Friday, December 15, 2006

Machine Identity

I recently received an email from across the pond in the UK from a gentleman who has read my ISSA Journal article discussing Machine Identity. He was looking for more resources and research on the concept of Identity of Machines being important as is the identity of a user which got me thinking about how the current state of Identity Management has been focused very heavily on users, single/multi factor identification, Directories, user provisioning/deprovisioning workflows, etc.

Since bots are a really intriguing to me (and a harmful) problem for a lot of network owners, it got me thinking about the importance of managing machine identity, and wondering why there is so little information and focus out there.

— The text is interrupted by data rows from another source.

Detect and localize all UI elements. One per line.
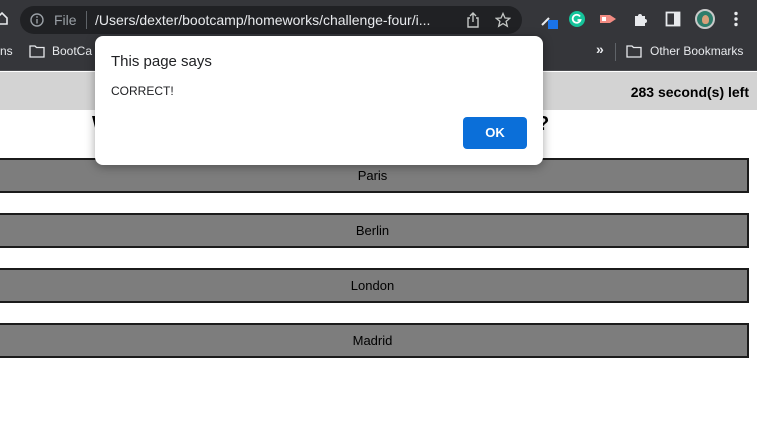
bookmark-folder-bootcamp[interactable]: BootCa xyxy=(52,44,92,58)
folder-icon xyxy=(29,44,45,63)
side-panel-icon[interactable] xyxy=(665,11,681,32)
folder-icon xyxy=(626,44,642,63)
eyedropper-extension-icon[interactable] xyxy=(540,11,558,34)
share-icon[interactable] xyxy=(466,12,480,33)
address-bar[interactable]: File /Users/dexter/bootcamp/homeworks/ch… xyxy=(20,6,522,34)
dialog-message: CORRECT! xyxy=(111,84,174,98)
home-icon[interactable] xyxy=(0,11,8,30)
star-icon[interactable] xyxy=(494,11,512,33)
bookmarks-overflow-button[interactable]: » xyxy=(596,41,604,57)
profile-avatar[interactable] xyxy=(695,9,715,29)
answer-button-berlin[interactable]: Berlin xyxy=(0,213,749,248)
answer-button-london[interactable]: London xyxy=(0,268,749,303)
url-text[interactable]: /Users/dexter/bootcamp/homeworks/challen… xyxy=(95,12,455,28)
puzzle-icon[interactable] xyxy=(633,11,649,32)
timer-text: 283 second(s) left xyxy=(630,84,749,100)
ok-button[interactable]: OK xyxy=(463,117,527,149)
divider xyxy=(86,11,87,29)
kebab-menu-icon[interactable] xyxy=(733,11,739,32)
bookmark-cut-item[interactable]: ns xyxy=(0,44,13,58)
answer-button-madrid[interactable]: Madrid xyxy=(0,323,749,358)
grammarly-icon[interactable] xyxy=(569,11,585,32)
info-icon[interactable] xyxy=(30,13,44,32)
video-extension-icon[interactable] xyxy=(598,11,618,32)
bookmark-other[interactable]: Other Bookmarks xyxy=(650,44,743,58)
url-scheme-label: File xyxy=(54,12,77,28)
divider xyxy=(615,43,616,61)
alert-dialog: This page says CORRECT! OK xyxy=(95,36,543,165)
dialog-title: This page says xyxy=(111,53,212,70)
browser-toolbar: File /Users/dexter/bootcamp/homeworks/ch… xyxy=(0,0,757,38)
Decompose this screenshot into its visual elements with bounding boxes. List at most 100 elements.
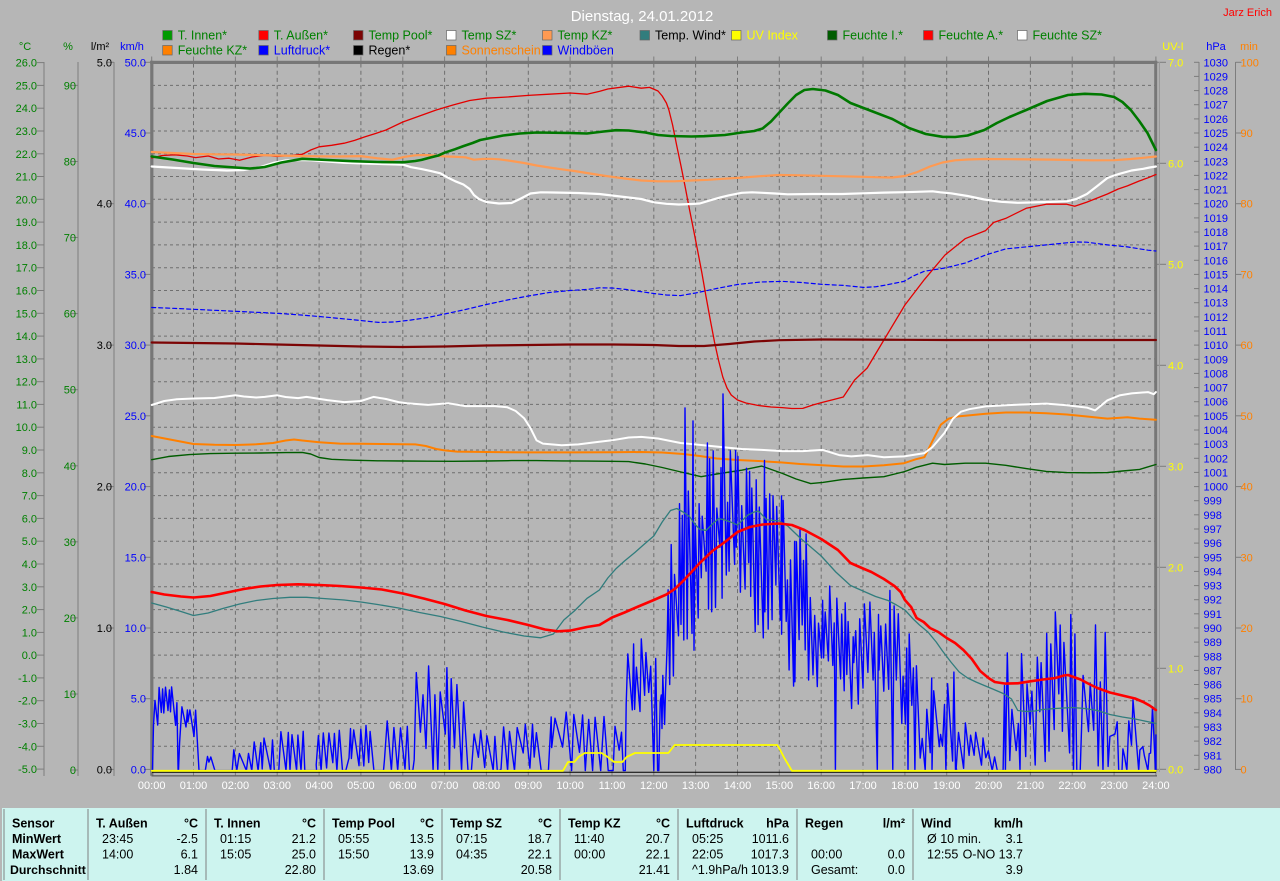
svg-text:991: 991 (1204, 609, 1222, 621)
svg-text:1013.9: 1013.9 (751, 863, 789, 877)
svg-text:5.0: 5.0 (1168, 259, 1183, 271)
svg-text:Feuchte I.*: Feuchte I.* (843, 29, 904, 43)
svg-text:01:00: 01:00 (180, 780, 208, 792)
svg-text:1011.6: 1011.6 (752, 832, 789, 846)
svg-text:10: 10 (1241, 694, 1253, 706)
svg-text:1021: 1021 (1204, 185, 1228, 197)
svg-text:0: 0 (70, 765, 76, 777)
svg-text:-4.0: -4.0 (18, 741, 37, 753)
svg-text:23:45: 23:45 (102, 832, 133, 846)
svg-text:995: 995 (1204, 552, 1222, 564)
svg-text:12.0: 12.0 (16, 377, 37, 389)
svg-text:Ø 10 min.: Ø 10 min. (927, 832, 981, 846)
svg-text:10.0: 10.0 (125, 623, 146, 635)
svg-text:Temp KZ: Temp KZ (568, 817, 621, 831)
svg-text:MaxWert: MaxWert (12, 848, 65, 862)
svg-text:14:00: 14:00 (724, 780, 752, 792)
svg-text:1027: 1027 (1204, 100, 1228, 112)
svg-text:981: 981 (1204, 750, 1222, 762)
svg-text:Dienstag, 24.01.2012: Dienstag, 24.01.2012 (571, 8, 714, 25)
svg-text:20:00: 20:00 (975, 780, 1003, 792)
svg-text:1001: 1001 (1204, 467, 1228, 479)
svg-text:1015: 1015 (1204, 269, 1228, 281)
svg-text:Temp Pool: Temp Pool (332, 817, 395, 831)
svg-text:l/m²: l/m² (91, 41, 110, 53)
svg-text:1012: 1012 (1204, 312, 1228, 324)
svg-text:1003: 1003 (1204, 439, 1228, 451)
svg-text:0.0: 0.0 (888, 848, 905, 862)
svg-text:1007: 1007 (1204, 383, 1228, 395)
svg-text:20.0: 20.0 (125, 482, 146, 494)
svg-text:21.0: 21.0 (16, 172, 37, 184)
svg-text:1030: 1030 (1204, 57, 1228, 69)
svg-text:1018: 1018 (1204, 227, 1228, 239)
svg-text:Regen*: Regen* (369, 44, 411, 58)
svg-text:Regen: Regen (805, 817, 843, 831)
svg-text:14.0: 14.0 (16, 331, 37, 343)
svg-text:20.7: 20.7 (646, 832, 670, 846)
svg-text:0.0: 0.0 (1168, 764, 1183, 776)
svg-text:1028: 1028 (1204, 86, 1228, 98)
svg-text:999: 999 (1204, 496, 1222, 508)
svg-text:3.0: 3.0 (1168, 461, 1183, 473)
svg-text:22.1: 22.1 (646, 848, 670, 862)
svg-text:985: 985 (1204, 694, 1222, 706)
svg-text:10:00: 10:00 (556, 780, 584, 792)
svg-text:Temp KZ*: Temp KZ* (558, 29, 613, 43)
svg-text:00:00: 00:00 (811, 848, 842, 862)
svg-text:2.0: 2.0 (22, 605, 37, 617)
svg-text:30.0: 30.0 (125, 340, 146, 352)
svg-text:1006: 1006 (1204, 397, 1228, 409)
svg-text:7.0: 7.0 (1168, 57, 1183, 69)
svg-text:1010: 1010 (1204, 340, 1228, 352)
svg-text:05:25: 05:25 (692, 832, 723, 846)
svg-text:°C: °C (19, 41, 31, 53)
svg-text:12:55: 12:55 (927, 848, 958, 862)
svg-text:20: 20 (64, 613, 76, 625)
svg-text:18.7: 18.7 (528, 832, 552, 846)
svg-text:O-NO 13.7: O-NO 13.7 (963, 848, 1023, 862)
svg-text:2.0: 2.0 (97, 482, 112, 494)
svg-text:1008: 1008 (1204, 368, 1228, 380)
svg-text:3.0: 3.0 (22, 582, 37, 594)
svg-text:Durchschnitt: Durchschnitt (10, 863, 86, 877)
svg-text:22.80: 22.80 (285, 863, 316, 877)
svg-text:50: 50 (1241, 411, 1253, 423)
svg-text:17.0: 17.0 (16, 263, 37, 275)
svg-text:30: 30 (1241, 552, 1253, 564)
svg-text:Temp Pool*: Temp Pool* (369, 29, 433, 43)
svg-text:993: 993 (1204, 581, 1222, 593)
svg-text:-5.0: -5.0 (18, 764, 37, 776)
svg-text:5.0: 5.0 (97, 57, 112, 69)
svg-text:7.0: 7.0 (22, 491, 37, 503)
svg-text:16:00: 16:00 (807, 780, 835, 792)
svg-text:13:00: 13:00 (682, 780, 710, 792)
svg-text:980: 980 (1204, 764, 1222, 776)
svg-text:25.0: 25.0 (16, 80, 37, 92)
svg-text:80: 80 (64, 157, 76, 169)
svg-text:%: % (63, 41, 73, 53)
svg-text:25.0: 25.0 (292, 848, 316, 862)
svg-text:1023: 1023 (1204, 156, 1228, 168)
svg-text:1011: 1011 (1204, 326, 1228, 338)
svg-text:988: 988 (1204, 651, 1222, 663)
svg-text:22:00: 22:00 (1058, 780, 1086, 792)
svg-text:Sonnenschein: Sonnenschein (462, 44, 541, 58)
svg-text:22:05: 22:05 (692, 848, 723, 862)
svg-text:35.0: 35.0 (125, 269, 146, 281)
svg-text:11:00: 11:00 (599, 780, 626, 792)
svg-text:22.0: 22.0 (16, 149, 37, 161)
svg-text:13.9: 13.9 (410, 848, 434, 862)
svg-text:Temp SZ: Temp SZ (450, 817, 502, 831)
svg-text:0.0: 0.0 (97, 764, 112, 776)
svg-text:1.0: 1.0 (1168, 663, 1183, 675)
svg-text:MinWert: MinWert (12, 832, 62, 846)
svg-text:1009: 1009 (1204, 354, 1228, 366)
svg-text:09:00: 09:00 (515, 780, 543, 792)
svg-text:UV-I: UV-I (1162, 41, 1183, 53)
svg-text:°C: °C (420, 817, 434, 831)
svg-text:15:05: 15:05 (220, 848, 251, 862)
svg-text:1005: 1005 (1204, 411, 1228, 423)
svg-text:T. Innen: T. Innen (214, 817, 261, 831)
svg-text:16.0: 16.0 (16, 286, 37, 298)
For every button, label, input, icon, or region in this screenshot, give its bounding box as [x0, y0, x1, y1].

Is it too Skynet/Cyberdyne?
The Rise of the Machines?
Is this the beginning of it all?

identitystuff@gmail.com

This from This Wiki Site

In Terminator 3, the Judgment Day described in the first movie has been altered and postponed by ten years. In contrast to Terminator 2, it is implied that humans are ignorant of Skynet's sentience, which attacked humanity without any provocation whatsoever. The events of Judgment Day were ultimately not prevented, merely postponed. Ten years after the events of Terminator 2, Skynet was created as a United States Air Force project, a distributed computer network designed to create new military vehicles and make strategic decisions as well as protect their computer systems from virus attacks. One such virus had infected their defense computers, crippling them all. Under pressure, the Air Force attempted to use Skynet to remove the virus, not realizing that Skynet was sentient and had created the virus in order to manipulate humanity into giving it control over the world's computers. Skynet was initially thought to be capable of being shut down if only someone could reach its system core, but ultimately it was discovered that the Skynet was nothing more than software that ran by spreading throughout the world's computer networks and was incapable of being disabled from a central point. Judgment Day occurred, but John Connor survived. It is suggested that future events unfolded as they were supposed to.

Skynet gained access to several autonomous military drones (such as the T-1 in Terminator 3), using them to round up survivors, who were forced to build automatic factories and robots that were better at construction than the military robots. Skynet then killed these human slaves, and using the infrastructure they had been forced to start, rapidly designed newer and better machines until it controlled an extremely advanced empire centered on a city-state located in the state of Colorado in the United States, known as Sector Zero on Earth by 2029, at the Cheyenne Mountain complex, presumably the precise former location of NORAD.